#Asia Why startups need to strategize employer branding from the beginning


Airbnb, Salesforce and General Electric (GE) consistently tops the list of best companies to work for. They share a common success ingredient – strong employer branding. The process of employer branding refers to promoting your startup as an employer of choice for prospective talents. It serves to fulfill three main functions: attract, recruit, and retain ideal employees.

Instead of pumping large amounts of resource into recruitment and retention, did you know that by investing in employer branding in the early stages of your company, you can save up to US$4723 per employee hired?

As your startup establishes a foothold in the market, it will scale up rapidly and more talent is needed to sustain the growth. This is where efforts in brand building will pay off. Strong employer branding gives you advantage in attracting talented job seekers over larger companies.

Here are some tips to get you started on building your employer brand:

Set your Employer Value Proposition (EVP)

An Employer Value Proposition (EVP) explains what makes your startup unique and reflects your competitive advantage. It must positively influence prospective and existing employees by giving them a valuable reason to want to work for you. Ideally, the EVP should outline offerings that match an employee’s career goals. To achieve this compatibility, always adopt a bottom-up approach in defining your EVP. Invest in employee engagement and listen to ground sentiments. Find out what makes them tick and what they like about the company.

For example, Airbnb, having overtaken Google as the top employer for 2016 in a Glassdoor list, alludes a big part of this achievement to its culture. An employee experience team was set up to inject ‘fun’ into the workplace through organising birthday celebrations and anniversaries. With this people-centric approach towards recruitment and retention, it is no wonder Airbnb is one of the best companies to work for.

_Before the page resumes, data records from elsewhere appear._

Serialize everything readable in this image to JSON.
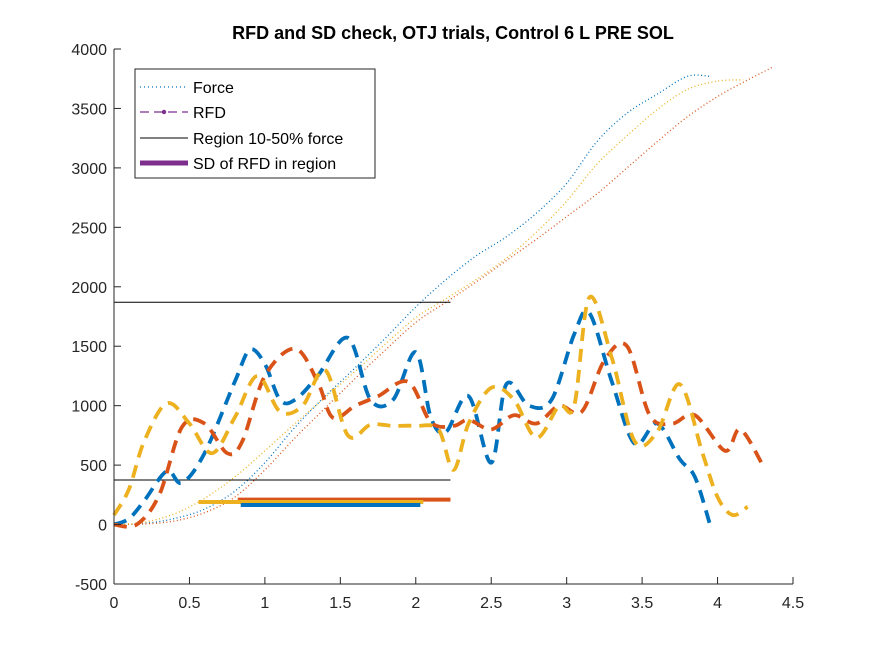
{
  "chart_data": {
    "type": "line",
    "title": "RFD and SD check, OTJ trials, Control 6 L PRE SOL",
    "xlabel": "",
    "ylabel": "",
    "xlim": [
      0,
      4.5
    ],
    "ylim": [
      -500,
      4000
    ],
    "xticks": [
      0,
      0.5,
      1,
      1.5,
      2,
      2.5,
      3,
      3.5,
      4,
      4.5
    ],
    "xtick_labels": [
      "0",
      "0.5",
      "1",
      "1.5",
      "2",
      "2.5",
      "3",
      "3.5",
      "4",
      "4.5"
    ],
    "yticks": [
      -500,
      0,
      500,
      1000,
      1500,
      2000,
      2500,
      3000,
      3500,
      4000
    ],
    "ytick_labels": [
      "-500",
      "0",
      "500",
      "1000",
      "1500",
      "2000",
      "2500",
      "3000",
      "3500",
      "4000"
    ],
    "grid": false,
    "legend_position": "top-left",
    "legend": [
      {
        "label": "Force",
        "style": "dotted",
        "color": "#0072bd"
      },
      {
        "label": "RFD",
        "style": "dashed-marker",
        "color": "#7e2f8e"
      },
      {
        "label": "Region 10-50% force",
        "style": "solid",
        "color": "#000000"
      },
      {
        "label": "SD of RFD in region",
        "style": "thick",
        "color": "#7e2f8e"
      }
    ],
    "colors": {
      "blue": "#0072bd",
      "orange": "#d95319",
      "yellow": "#edb120",
      "purple": "#7e2f8e",
      "black": "#000000"
    },
    "force_series": [
      {
        "color": "#0072bd",
        "x": [
          0,
          0.2,
          0.4,
          0.6,
          0.8,
          1.0,
          1.2,
          1.4,
          1.6,
          1.8,
          2.0,
          2.2,
          2.4,
          2.6,
          2.8,
          3.0,
          3.2,
          3.4,
          3.6,
          3.8,
          3.95
        ],
        "y": [
          0,
          10,
          50,
          130,
          280,
          520,
          820,
          1080,
          1320,
          1570,
          1830,
          2060,
          2260,
          2420,
          2620,
          2870,
          3220,
          3460,
          3620,
          3770,
          3770
        ]
      },
      {
        "color": "#d95319",
        "x": [
          0,
          0.2,
          0.4,
          0.6,
          0.8,
          1.0,
          1.2,
          1.4,
          1.6,
          1.8,
          2.0,
          2.2,
          2.4,
          2.6,
          2.8,
          3.0,
          3.2,
          3.4,
          3.6,
          3.8,
          4.0,
          4.2,
          4.37
        ],
        "y": [
          0,
          5,
          30,
          100,
          230,
          460,
          730,
          980,
          1230,
          1470,
          1700,
          1870,
          2040,
          2220,
          2400,
          2590,
          2780,
          3000,
          3220,
          3430,
          3600,
          3740,
          3850
        ]
      },
      {
        "color": "#edb120",
        "x": [
          0,
          0.2,
          0.4,
          0.6,
          0.8,
          1.0,
          1.2,
          1.4,
          1.6,
          1.8,
          2.0,
          2.2,
          2.4,
          2.6,
          2.8,
          3.0,
          3.2,
          3.4,
          3.6,
          3.8,
          4.0,
          4.17
        ],
        "y": [
          0,
          20,
          90,
          220,
          400,
          620,
          850,
          1070,
          1290,
          1520,
          1740,
          1900,
          2060,
          2240,
          2460,
          2720,
          3030,
          3270,
          3490,
          3660,
          3730,
          3740
        ]
      }
    ],
    "rfd_series": [
      {
        "color": "#0072bd",
        "x": [
          0,
          0.1,
          0.2,
          0.35,
          0.45,
          0.6,
          0.8,
          0.9,
          1.0,
          1.1,
          1.2,
          1.35,
          1.55,
          1.7,
          1.85,
          2.0,
          2.1,
          2.2,
          2.35,
          2.5,
          2.6,
          2.75,
          2.9,
          3.05,
          3.15,
          3.3,
          3.45,
          3.6,
          3.75,
          3.85,
          3.95
        ],
        "y": [
          0,
          50,
          200,
          450,
          350,
          600,
          1200,
          1470,
          1350,
          1050,
          1050,
          1250,
          1570,
          1050,
          1050,
          1450,
          900,
          780,
          1080,
          520,
          1180,
          1000,
          1050,
          1600,
          1780,
          1200,
          680,
          850,
          550,
          400,
          0
        ]
      },
      {
        "color": "#d95319",
        "x": [
          0,
          0.15,
          0.3,
          0.45,
          0.6,
          0.75,
          0.85,
          1.0,
          1.2,
          1.35,
          1.45,
          1.6,
          1.75,
          1.95,
          2.1,
          2.25,
          2.35,
          2.5,
          2.65,
          2.8,
          2.95,
          3.1,
          3.25,
          3.4,
          3.55,
          3.7,
          3.85,
          4.05,
          4.15,
          4.3
        ],
        "y": [
          0,
          0,
          250,
          820,
          850,
          600,
          700,
          1250,
          1480,
          1200,
          900,
          1000,
          1080,
          1200,
          860,
          830,
          880,
          800,
          920,
          850,
          1000,
          950,
          1380,
          1500,
          920,
          850,
          920,
          620,
          800,
          500
        ]
      },
      {
        "color": "#edb120",
        "x": [
          0,
          0.1,
          0.2,
          0.35,
          0.5,
          0.65,
          0.8,
          0.95,
          1.1,
          1.25,
          1.4,
          1.55,
          1.7,
          1.85,
          2.0,
          2.15,
          2.25,
          2.35,
          2.5,
          2.65,
          2.8,
          2.95,
          3.05,
          3.15,
          3.3,
          3.45,
          3.6,
          3.75,
          3.9,
          4.0,
          4.1,
          4.2
        ],
        "y": [
          80,
          300,
          700,
          1020,
          850,
          600,
          900,
          1250,
          950,
          1000,
          1300,
          750,
          840,
          830,
          830,
          800,
          460,
          850,
          1150,
          1050,
          730,
          1000,
          1000,
          1910,
          1400,
          700,
          780,
          1180,
          600,
          230,
          80,
          150
        ]
      }
    ],
    "region_lines": [
      {
        "y": 1870,
        "x": [
          0,
          2.23
        ]
      },
      {
        "y": 375,
        "x": [
          0,
          2.23
        ]
      }
    ],
    "sd_bars": [
      {
        "color": "#d95319",
        "x": [
          0.82,
          2.23
        ],
        "y": 210
      },
      {
        "color": "#edb120",
        "x": [
          0.56,
          2.05
        ],
        "y": 190
      },
      {
        "color": "#0072bd",
        "x": [
          0.84,
          2.03
        ],
        "y": 165
      }
    ]
  }
}
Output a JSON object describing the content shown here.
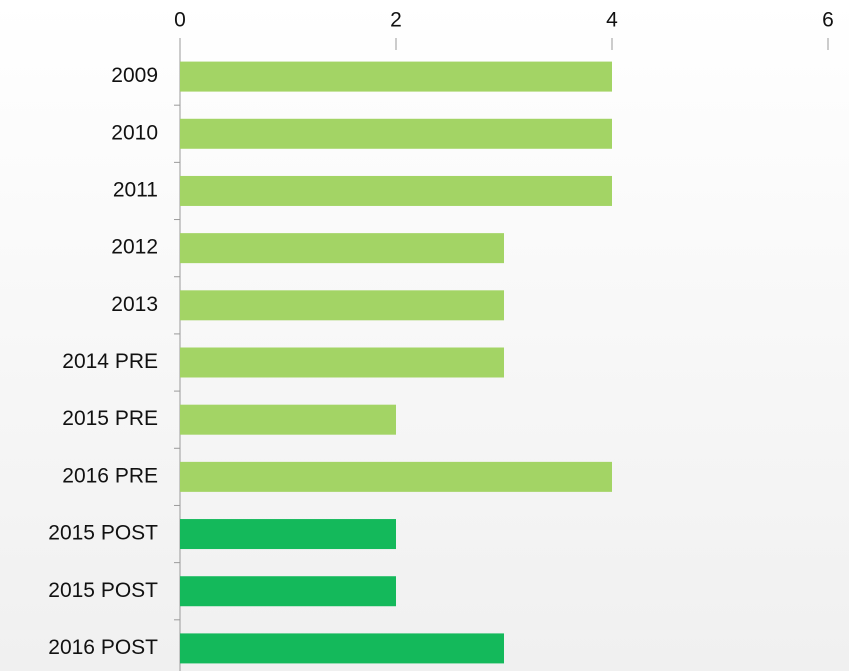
{
  "chart_data": {
    "type": "bar",
    "orientation": "horizontal",
    "categories": [
      "2009",
      "2010",
      "2011",
      "2012",
      "2013",
      "2014 PRE",
      "2015 PRE",
      "2016 PRE",
      "2015 POST",
      "2015 POST",
      "2016 POST"
    ],
    "values": [
      4,
      4,
      4,
      3,
      3,
      3,
      2,
      4,
      2,
      2,
      3
    ],
    "colors": [
      "#a3d465",
      "#a3d465",
      "#a3d465",
      "#a3d465",
      "#a3d465",
      "#a3d465",
      "#a3d465",
      "#a3d465",
      "#14b95b",
      "#14b95b",
      "#14b95b"
    ],
    "xlim": [
      0,
      6
    ],
    "xticks": [
      0,
      2,
      4,
      6
    ],
    "grid": false
  }
}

Weave in your company narrative

When making decisions, recruiters tend to trust personal recommendations. The same applies to applicants because hiring for the right fit is a two-way street. Jobseekers refer to employee reviews and form their opinion of your company. Glassdoor is one of the platforms where they go to. Employee testimonials not only ensures authenticity but also humanizes your brand.

Salesforce has done a great job in this aspect, using a strong internal referral program. There is a #dreamjob hashtag for employees to show off on social media why they are an employer of choice. Employees post work anecdotes on Salesforce’s Instagram page.

Leverage on your digital connections

Evident from Salesforce’s success, social media is a powerful medium for employer branding. It is affordable and widely accessible. This is especially useful for startups who are often faced with budget constraints.

With a 21 percent increase in active social media users from January 2016, online communities are expanding. That’s a whooping 482 million users! Leveraging on social media’s influence, startups can engage with potential hires easily.

General Electric (GE) has done exactly that with its integrated social media strategy. The strategy engages stakeholders ranging from science enthusiasts to data scientists. Using a business case challenge with Kaggle, a crowdsourcing community for data scientists. The competition invites participants to propose innovative solutions for problems faced by GE.

Startups may not have the capacity to launch a multi-pronged strategy like GE, but it is never too late to start small. To begin, you can concentrate employer branding efforts on selected platforms. Develop a long-term plan to engage and excite followers regularly with quality content. With a sustained presence, you can then work towards more intimate engagement. It converts followers into brand ambassadors.

After following these steps to build your employer brand, it is time to evaluate the effectiveness of your efforts. This can be done by surveying ground sentiments from employees on what they like about the company and looking at the quality of applicants for your job openings. Amid today’s war for talent, it is important to ensure your startup projects the right messages and identity to attract suitable talent.